The current reality of persecution, catching, mass keeping and destroying fishes is already the greatest barbarity of all time in terms of its dimensions, without any signs of a decline in its dramatic development being in sight. Only when a critical mass of consumers will demand respectful and environmentally friendly fishing and rearing, as well as low-stress killing of fishes from the fish trade, will the vast majority of those involved in the lucrative marketing of fishes abide by it for their own economic interests. This path is the only realistic chance to put an end to the many environmental impacts, unnecessary stress and cold-blooded mass killings in commercial fishing and breeding operations.

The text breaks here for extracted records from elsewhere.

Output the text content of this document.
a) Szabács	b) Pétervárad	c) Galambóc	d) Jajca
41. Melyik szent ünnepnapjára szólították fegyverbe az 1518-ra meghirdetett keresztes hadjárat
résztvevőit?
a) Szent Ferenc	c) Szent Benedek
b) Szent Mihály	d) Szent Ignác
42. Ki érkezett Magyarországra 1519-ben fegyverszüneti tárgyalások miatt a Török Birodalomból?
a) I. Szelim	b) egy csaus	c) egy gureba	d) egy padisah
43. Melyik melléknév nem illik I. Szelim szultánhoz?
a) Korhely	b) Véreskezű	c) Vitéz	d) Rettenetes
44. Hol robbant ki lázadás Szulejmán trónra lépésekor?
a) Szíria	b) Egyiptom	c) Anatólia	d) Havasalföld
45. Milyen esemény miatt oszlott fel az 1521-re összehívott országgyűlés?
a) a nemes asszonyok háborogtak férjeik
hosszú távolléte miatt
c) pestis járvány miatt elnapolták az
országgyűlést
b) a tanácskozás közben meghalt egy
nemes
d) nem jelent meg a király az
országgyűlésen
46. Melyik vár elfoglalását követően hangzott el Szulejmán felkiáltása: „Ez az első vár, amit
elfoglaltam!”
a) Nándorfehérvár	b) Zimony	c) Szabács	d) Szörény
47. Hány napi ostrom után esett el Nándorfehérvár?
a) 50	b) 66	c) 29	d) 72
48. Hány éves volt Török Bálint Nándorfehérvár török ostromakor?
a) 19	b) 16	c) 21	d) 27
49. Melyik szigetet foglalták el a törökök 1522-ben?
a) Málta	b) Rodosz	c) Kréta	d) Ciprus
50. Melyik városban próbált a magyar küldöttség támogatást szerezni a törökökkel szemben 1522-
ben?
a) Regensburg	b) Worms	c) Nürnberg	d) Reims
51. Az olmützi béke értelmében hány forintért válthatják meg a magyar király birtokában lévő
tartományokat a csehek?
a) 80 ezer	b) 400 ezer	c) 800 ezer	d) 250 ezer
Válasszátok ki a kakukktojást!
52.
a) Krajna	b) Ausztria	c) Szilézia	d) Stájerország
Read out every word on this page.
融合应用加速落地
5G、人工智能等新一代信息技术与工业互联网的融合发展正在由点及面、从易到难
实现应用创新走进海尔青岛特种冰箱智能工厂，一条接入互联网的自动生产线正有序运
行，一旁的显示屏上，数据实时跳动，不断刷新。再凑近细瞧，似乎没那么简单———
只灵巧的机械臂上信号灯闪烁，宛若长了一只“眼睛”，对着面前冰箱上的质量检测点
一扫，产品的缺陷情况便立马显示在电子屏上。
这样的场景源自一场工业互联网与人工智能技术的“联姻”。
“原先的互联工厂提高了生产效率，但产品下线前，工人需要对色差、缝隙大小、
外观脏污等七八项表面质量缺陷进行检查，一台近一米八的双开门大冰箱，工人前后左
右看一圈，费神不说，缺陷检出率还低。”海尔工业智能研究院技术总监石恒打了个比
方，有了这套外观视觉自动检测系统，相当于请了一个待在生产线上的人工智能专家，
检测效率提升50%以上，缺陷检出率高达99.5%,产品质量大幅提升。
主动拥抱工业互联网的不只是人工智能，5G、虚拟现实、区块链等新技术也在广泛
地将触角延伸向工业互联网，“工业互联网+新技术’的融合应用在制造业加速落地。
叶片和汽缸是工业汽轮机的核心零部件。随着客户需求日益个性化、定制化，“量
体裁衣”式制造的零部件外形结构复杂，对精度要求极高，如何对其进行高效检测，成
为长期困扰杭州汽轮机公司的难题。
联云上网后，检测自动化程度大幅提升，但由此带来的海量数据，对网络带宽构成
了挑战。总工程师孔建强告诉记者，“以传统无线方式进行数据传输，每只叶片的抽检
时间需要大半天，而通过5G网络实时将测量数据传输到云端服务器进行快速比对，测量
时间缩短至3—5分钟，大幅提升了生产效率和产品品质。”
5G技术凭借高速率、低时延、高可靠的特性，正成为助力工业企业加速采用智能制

However, this requires applicable solutions to the identified problems as well as corresponding product alternatives. Unfortunately, there are not enough ethically acceptable fish products around the world to satisfy the increasing demand for them. As a first step, low-stress killing, as it has long been practiced manually by sensitive sports fishermen, could be developped by technical means with reasonable efforts within a few years, be it thanks to a previous anesthesia or a fish killing method with quite immediate effect. To this end, globally experienced experts should be identified, motivated, recruited and networked for this urgent task. After all, development of a humane procedure for the most painless as possible fish killing is certainly only a matter of knowledge, enough perseverance, good will and efficient cooperation. Methods using electric shocks or similarily fast acting pressure waves that kill fishes, if possible, almost immediately still in the water, or at least stuns them reliably until their subsequent killing, seem to be the most suitable options for that purpose. It would also be possible to develop and implement procedures for catching fishes without significant by-catches and without collateral damages, as well as environmentally and ethically irreproachable fish farming. With the necessary support of consumers and the corresponding political determination, such innovations could be enforced internationally with legal accompaniment throughout commercial fishing and fish farming. Support this important fight to stop the unnecessary suffering of billions of fishes as well as the grievous destruction of bycatch and natural habitats!